Check out Planning Views — it’s exactly the kind of great design and innovation that you have come to expect from Kerika…
A long time ago we used to have a feature we called the “Daily Digest” which sent an email everyday summarizing all the changes that had been done to your Whiteboard projects overnight.
(This was back before we added Scrum Boards and Task Boards as a feature, when all we had was our patented Whiteboards.)
We never got this feature to work properly: not because it was buggy in a technical sense, but because we could never figure out how to make it a useful feature.
After trying numerous times to tweak it we finally gave up a long time ago.
And promptly forgot all about it.
It turns out that the feature had only been turned off on our server software; it hadn’t actually been ripped out.

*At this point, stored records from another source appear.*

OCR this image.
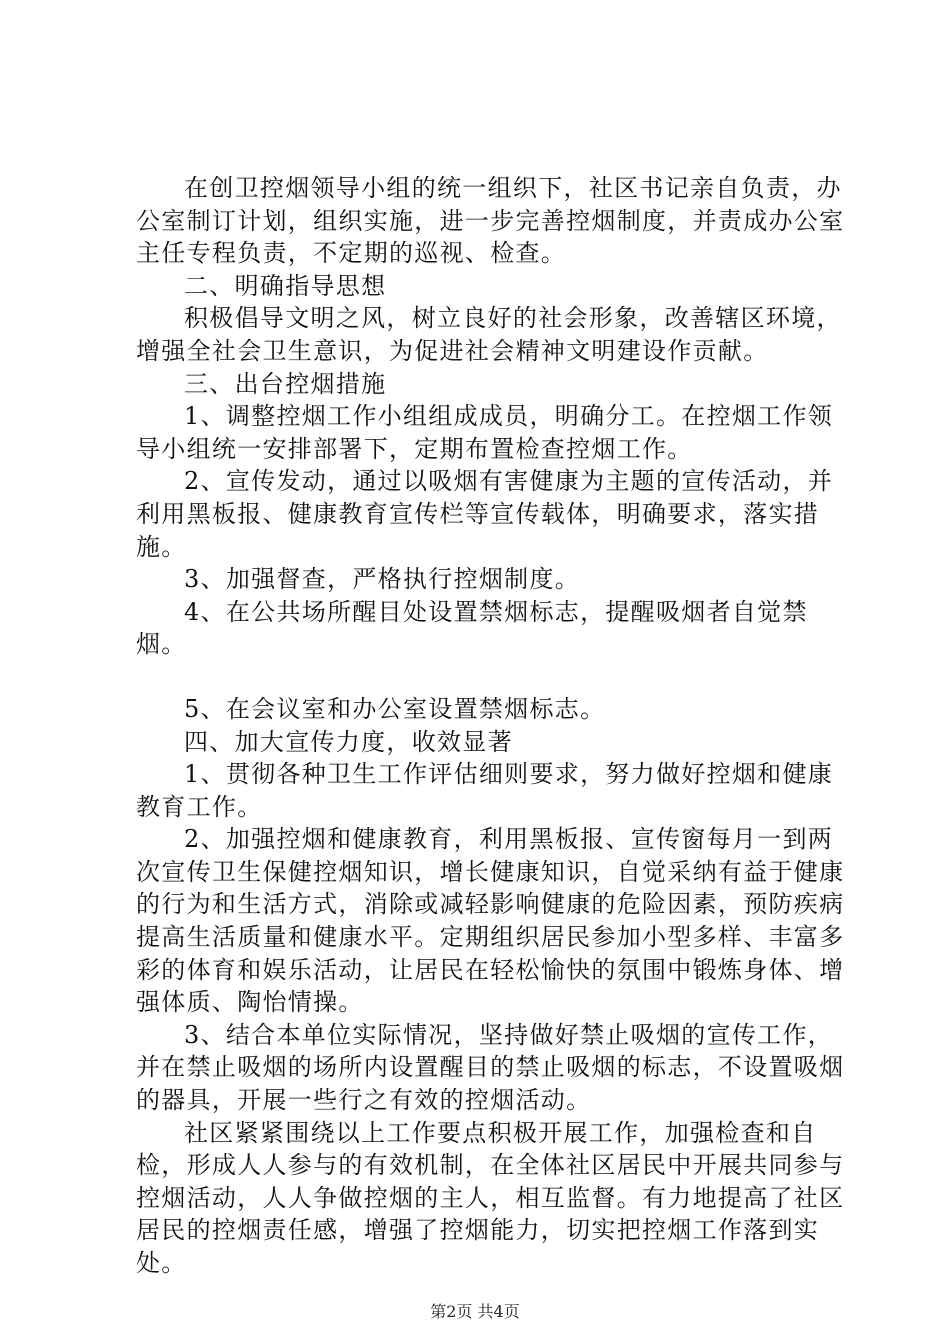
在创卫控烟领导小组的统一组织下，社区书记亲自负责，办公室制订计划，组织实施，进一步完善控烟制度，并责成办公室主任专程负责，不定期的巡视、检查。

二、明确指导思想

积极倡导文明之风，树立良好的社会形象，改善辖区环境，增强全社会卫生意识，为促进社会精神文明建设作贡献。

三、出台控烟措施

1、调整控烟工作小组组成成员，明确分工。在控烟工作领导小组统一安排部署下，定期布置检查控烟工作。

2、宣传发动，通过以吸烟有害健康为主题的宣传活动，并利用黑板报、健康教育宣传栏等宣传载体，明确要求，落实措施。

3、加强督查，严格执行控烟制度。

4、在公共场所醒目处设置禁烟标志，提醒吸烟者自觉禁烟。

5、在会议室和办公室设置禁烟标志。

四、加大宣传力度，收效显著

1、贯彻各种卫生工作评估细则要求，努力做好控烟和健康教育工作。

2、加强控烟和健康教育，利用黑板报、宣传窗每月一到两次宣传卫生保健控烟知识，增长健康知识，自觉采纳有益于健康的行为和生活方式，消除或减轻影响健康的危险因素，预防疾病提高生活质量和健康水平。定期组织居民参加小型多样、丰富多彩的体育和娱乐活动，让居民在轻松愉快的氛围中锻炼身体、增强体质、陶怡情操。

3、结合本单位实际情况，坚持做好禁止吸烟的宣传工作，并在禁止吸烟的场所内设置醒目的禁止吸烟的标志，不设置吸烟的器具，开展一些行之有效的控烟活动。

社区紧紧围绕以上工作要点积极开展工作，加强检查和自检，形成人人参与的有效机制，在全体社区居民中开展共同参与控烟活动，人人争做控烟的主人，相互监督。有力地提高了社区居民的控烟责任感，增强了控烟能力，切实把控烟工作落到实处。

第2页 共4页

We stumbled upon it in an obscure corner of our vast code base recently and were surprised to find it still there, albeit in a “commented-out” form.
Well, it’s gone for good now. It never worked well, it had been turned off for years, and now it’s in the trash…
As you know, we offer a great integration with both Google Drive and Box, giving you the choice of using either of these cloud storage services when you sign up as a Kerika user.
For most people, the choice of whether to use Google or Box is often made by their employer, whose IT departments may have already developed a cloud strategy for their organization.
For a small number of people, particularly those in organizations that haven’t committed to a particular cloud strategy yet, they do have the choice of using either cloud service, or even both.
So, what happens if you have the same email address, e.g. someone@example.com, and you set up a Google ID and a Box ID that use this same address?
You could end up with two different Kerika accounts that use the same someone@example.com ID: that’s because each sign up, from Google and from Box, takes a different path into Kerika.
This is not a great situation to be in, and we certainly don’t recommend it, but the software does try to behave well when confronted with this situation.
If another Kerika user invites you to join her project team, the invitation will show up in both your Kerika+Google and your Kerika+Box account — and in your email, of course — but when you try to accept the invitation Kerika will check to make sure you are logged into the correct service.
Here’s an example: Jon, who uses Kerika+Google, invites Arun to join one of his projects. Arun happens to have both a Kerika+Google account, and a Kerika+Box account, but Jon doesn’t know that — and he shouldn’t have to care, either!
When Arun sees the invitation, he happens to be logged into his Kerika+Box account:
Invitation received on Kerika+Box account
But when he tries to accept the invitation, Kerika checks to see whether Arun and Jon are both using the same cloud service, and discovers that Arun is logged into his Kerika+Box account and not his Kerika+Google account:
Prompt to login to Kerika+Google account
So, Kerika works behind the scenes to help Arun sort out his two accounts.
Using Kerika with Safari in “Private” mode can result in some odd behavior, and that is entirely due to the way Safari works — it’s pretty much out of Kerika’s control :-(
The underlying problem is that Safari doesn’t allow Web apps to use local storage (cache) when the browser is in “Private” mode.
Since Kerika relies upon local storage to provide a smooth, real-time effort, this can compromise the user experience if you use Safari in Private mode.